The judge turned over his notes with an air of quiet composure, writing down a word here and there as he compared the various points in the evidence. Then he turned to the jury with a manner at once persuasive and confidential—
“It is not necessary, gentlemen,” he commenced, “for me to occupy your time with an exhaustive analysis of the evidence. That evidence you yourselves have heard, and it has been given, for the most part, with admirable clearness. Moreover, the learned counsel for the defence has collated and compared that evidence so lucidly, and, I may say, so impartially, that a detailed repetition on my part would be superfluous. I shall therefore confine myself to a few comments which may help you in the consideration of your verdict.
“I need hardly point out to you that the reference made by the learned counsel for the prosecution to far-fetched scientific theories is somewhat misleading. The only evidence of a theoretical character was that of the finger-print experts. The evidence of Dr. Rowe and of Dr. Thorndyke dealt exclusively with matters of fact. Such inferences as were drawn by them were accompanied by statements of the facts which yielded such inferences.

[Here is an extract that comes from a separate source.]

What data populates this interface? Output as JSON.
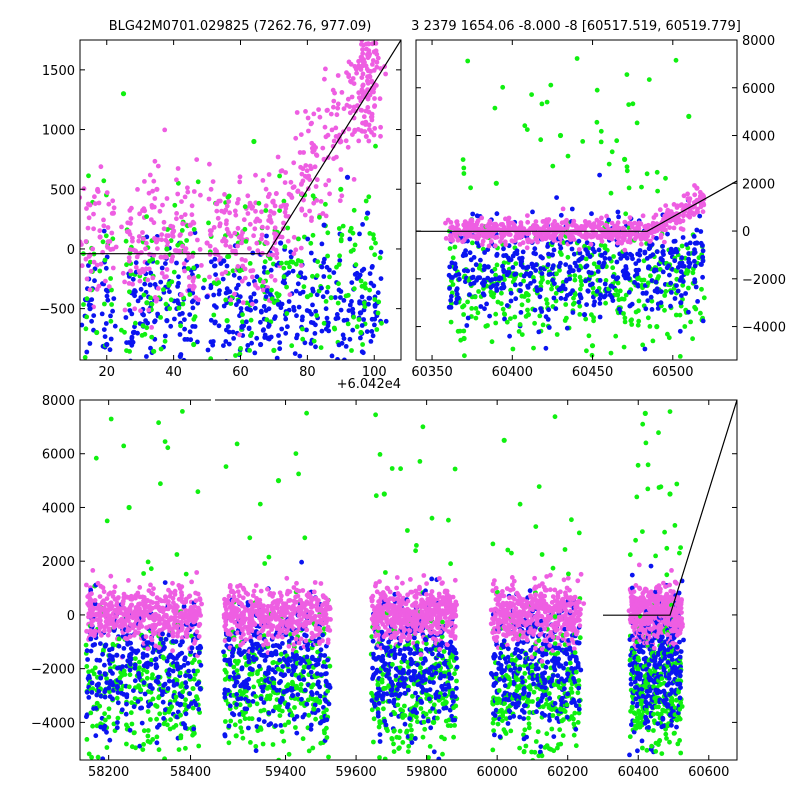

“Now, an examination of the evidence which you have heard shows, as the learned counsel for the defence has justly observed, that the entire case resolves itself into a single question, which is this: ‘Was the thumb-print that was found in Mr. Hornby’s safe made by the thumb of the prisoner, or was it no
t?’ If that thumb-print was made by the prisoner’s thumb, then the prisoner must, at least, have been present when the safe was unlawfully opened. If that thumb-print was not made by the prisoner’s thumb, there is nothing to connect him with the crime. The question is one of fact upon which it will be your duty to decide; and I must remind you, gentlemen, that you are the sole judges of the facts of the case, and that you are to consider any remarks of mine as merely suggestions which you are to entertain or to disregard according to your judgement.